Group Details Private

Prime Minister of the TWS Kingdom

  • RE: Boyfriend checking girls out constantly

    @TM I'm not even going to dignify those questions with a response. For someone who claims to have a purity-oriented mindset, you seem pathologically obsessed with my sexual life, which is far less varied than you credit it to be. I wouldn't be surprised if your fascination with dicks (prosthetic and otherwise) reflected your actual inclinations.

    posted in Questions & Answers from Strangers
  • RE: Boyfriend checking girls out constantly

    First of all, people don't stop noticing attractive people just because they're in a relationship. That's perfectly natural and has nothing to do with your looks or your partner's ability to remain faithful. However, one thing is to steal a glance at a passerby, another is to gawk or give them a lingering stare, which makes everyone involved uncomfortable. You've already brought up the subject, and he's made no effort to accommodate your request. Are you willing to tolerate this behavior in order to preserve a relationship where you feel disrespected, or will you break the cycle? Nobody can make that choice for you.

    posted in Questions & Answers from Strangers
  • RE: IF MONEY WERE NOT A CONSIDERATION , WHAT WOULD BE YOUR TOP THREE TRAVEL DESTINATIONS
    1. New Zealand (partly because of the stunning scenery, partly because I'm a huge Tolkien nerd)

    1. Turkey (I want to visit both Istanbul and Capadoccia)

    1. The Scottish Highlands

    Bonus destinations: Kyoto, Morocco, Iceland

    posted in Travel
  • RE: Help please, relationship advice

    My takeaway is that you're pursuing a long-term relationship with someone who's not ready to commit due to deep-seated mental issues. Are you emotionally equipped and willing to take this arrangement for what it is rather than what you want it to be? Everything that you've mentioned till now seems to be indicative that you aren't.

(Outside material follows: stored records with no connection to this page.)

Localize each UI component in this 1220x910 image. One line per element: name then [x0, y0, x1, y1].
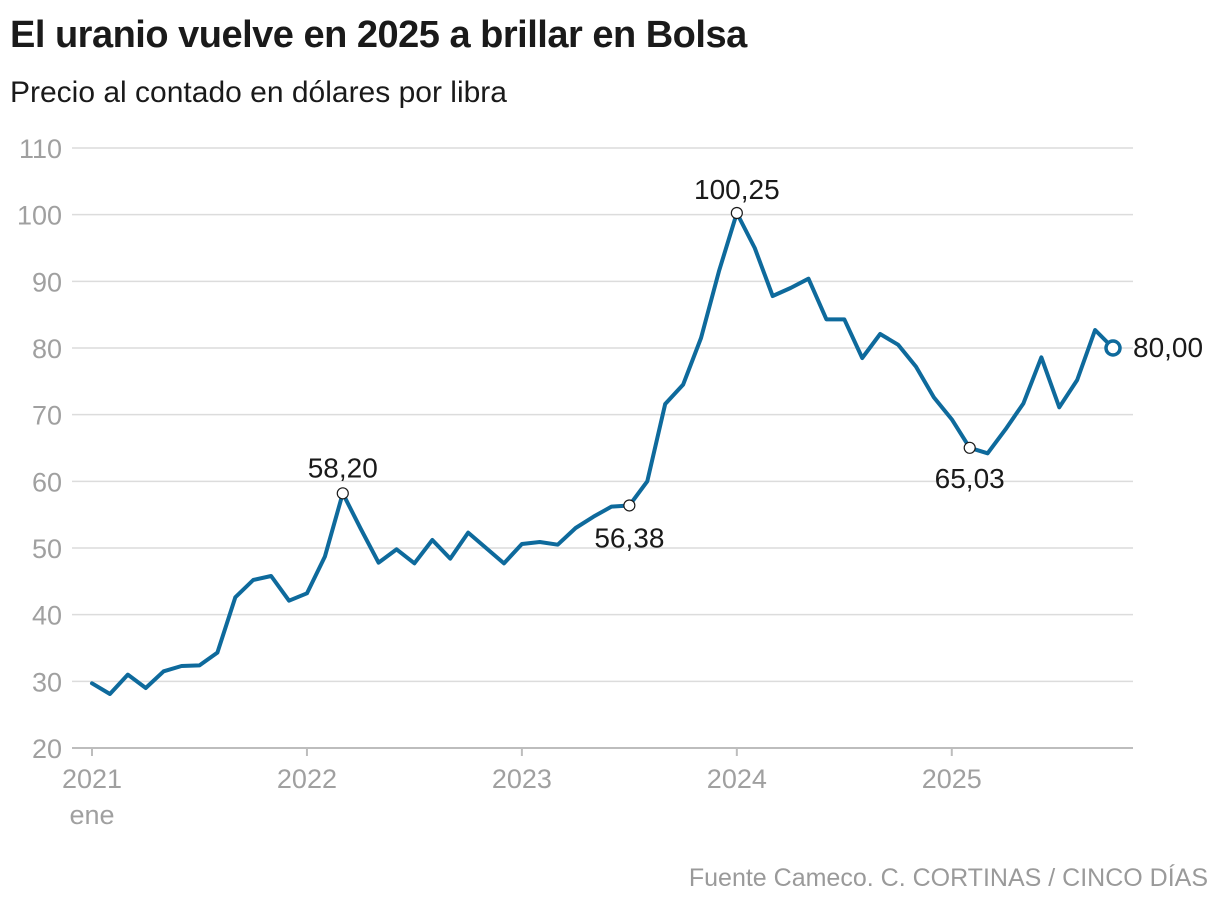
y-tick-label: 40 [32, 601, 62, 631]
annotation-label: 56,38 [594, 522, 664, 553]
x-tick-label: 2023 [492, 764, 552, 794]
y-tick-label: 110 [19, 134, 62, 164]
annotation-label: 58,20 [308, 452, 378, 483]
chart-subtitle: Precio al contado en dólares por libra [10, 76, 507, 109]
annotation-marker [623, 499, 636, 512]
x-tick-sublabel: ene [69, 800, 114, 830]
x-tick-label: 2025 [922, 764, 982, 794]
x-tick-label: 2021 [62, 764, 122, 794]
y-tick-label: 20 [32, 734, 62, 764]
y-tick-label: 50 [32, 534, 62, 564]
annotation-marker [963, 441, 976, 454]
y-tick-label: 80 [32, 334, 62, 364]
y-tick-label: 100 [17, 201, 62, 231]
annotation-marker [730, 206, 743, 220]
x-tick-label: 2024 [707, 764, 767, 794]
y-tick-label: 60 [32, 467, 62, 497]
y-tick-label: 70 [32, 401, 62, 431]
annotation-label: 65,03 [935, 463, 1005, 494]
annotation-marker [336, 487, 349, 500]
annotation-label: 100,25 [694, 174, 780, 205]
annotation-label: 80,00 [1133, 332, 1203, 363]
annotation-marker [1104, 339, 1122, 357]
y-tick-label: 90 [32, 267, 62, 297]
chart-title: El uranio vuelve en 2025 a brillar en Bo… [10, 14, 747, 56]
x-tick-label: 2022 [277, 764, 337, 794]
price-line [90, 211, 1115, 696]
y-tick-label: 30 [32, 667, 62, 697]
source-credit: Fuente Cameco. C. CORTINAS / CINCO DÍAS [688, 864, 1208, 892]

Keep in mind that there's no quick fix, and the situation isn't going to change overnight (if it ever does), so you can either adjust your expectations or leave while you still are on good terms.

    She informed me of a guy that he manager at her job is trying to hook her up with and she told me she wasn't interested but because of the no official " label" of her and I she tells the dude she isn't interested in dating him. But the guy is persistent and keeps showing up to her work and texting her and because we aren't really official but she basically treats my like a significant other Im in a position where I don't really have any say over the whole thing.

    Your ladyfriend's acquaintance refuses to leave her alone even though she's manifestly turned him down (saying you're not interested should be enough for someone to back off, mind you, no need to make clear you already "belong to" another guy). This is not a call for you to step in like a knight armed with jealousy. She should reach out to HR or get the authorities involved.

    posted in Relationships
  • RE: Make Anonymity Back Again?

    It's extremely easy to remain anonymous under a username and picture that won't be associated with your offline identity. You don't need the advantages that come with not being subject to a registration process, and that prevent us (moderators) from carrying out our job efficiently. Don't want to face the backlash that might come with expressing unpopular opinions? Use a throwaway account.

    We may eventually become desensitized to violent & graphic contents, sadism, attacks and hate speech when they get too common. This may make many people more resilient in real life.

    How is that a good idea? A resilient person isn't one who cannot feel or respond normally to negative stimuli but one who can take enormous amounts of pain and bounce back seamlessly. You don't build resilient individuals by turning them into cold-hearted apathetic beasts, you do so by giving them the tools they need to heal.